The ongoing warfare became one of Africa’s longest-running conflicts and one of the most underreported crises in the world. The LRA has been known for particularly brutal mutilation of the civilians, and an uncounted number of people who survived an encounter with the LRA guerrillas had their limbs, ears, and noses cut off. Terrified by the prospect of being killed, abducted, or tortured, most villagers in northern Uganda prefer the squalid conditions of the IDP camps, and by the present time an entire generation has been born and raised in IDP camps and has never seen their own village. People in the affected area have been helped by Doctors Without Borders/Medecins Sans Frontieres (MSF), who provide health care, rehabilitate and run hospitals, battle epidemics, carry out vaccination campaigns, and offer mental healthcare, easing the existence for the refugees.

Children have suffered disproportionately in this conflict, and they are one of the most striking symbols of the violence in the region. Over 20,000 children have been abducted by the LRA during the conflict, for use as soldiers, porters, and sex slaves. An unknown number has been killed. As a result, every night tens of thousands of children stream into towns and centers of larger IDP camps to seek shelter for the night.
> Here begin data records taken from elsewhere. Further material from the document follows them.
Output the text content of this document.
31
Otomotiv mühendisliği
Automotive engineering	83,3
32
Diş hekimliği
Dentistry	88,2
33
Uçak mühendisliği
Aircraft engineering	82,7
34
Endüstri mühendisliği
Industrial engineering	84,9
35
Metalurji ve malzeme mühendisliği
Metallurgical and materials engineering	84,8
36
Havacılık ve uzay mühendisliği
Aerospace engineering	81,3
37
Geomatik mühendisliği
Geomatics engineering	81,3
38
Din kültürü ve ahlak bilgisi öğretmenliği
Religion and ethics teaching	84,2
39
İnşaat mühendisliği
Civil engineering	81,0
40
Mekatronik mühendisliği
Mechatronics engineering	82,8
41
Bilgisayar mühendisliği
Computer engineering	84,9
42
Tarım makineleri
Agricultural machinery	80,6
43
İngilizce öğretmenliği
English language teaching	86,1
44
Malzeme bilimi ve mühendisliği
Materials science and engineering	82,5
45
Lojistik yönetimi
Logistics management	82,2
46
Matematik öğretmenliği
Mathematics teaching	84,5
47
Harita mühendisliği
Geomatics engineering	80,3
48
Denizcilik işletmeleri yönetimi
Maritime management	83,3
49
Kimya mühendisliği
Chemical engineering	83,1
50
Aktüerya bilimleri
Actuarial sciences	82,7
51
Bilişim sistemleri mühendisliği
Various humanitarian organizations set up shelters, such as the Noah’s Ark shelter in the town of Gulu, that provide a safe place for the so called “night commuters” to spend the night. As the darkness falls, slender shapes wrapped in blankets fill the floor of plastic tents that serve as communal bedrooms. Before the sun rises in the morning, children gather their belongings and return home, surviving another night.

A fragile truce was established between the Ugandan government and the LRA in 2006, and the 1.6 million people from approximately 200 camps began drifting toward home. The reports of various human rights violations, including killings, mutilations, abductions, and sexual violence are still not uncommon; however, as peace talks progressed in 2007 and LRA fighters left northern Uganda, people continued to return to their villages or smaller camps.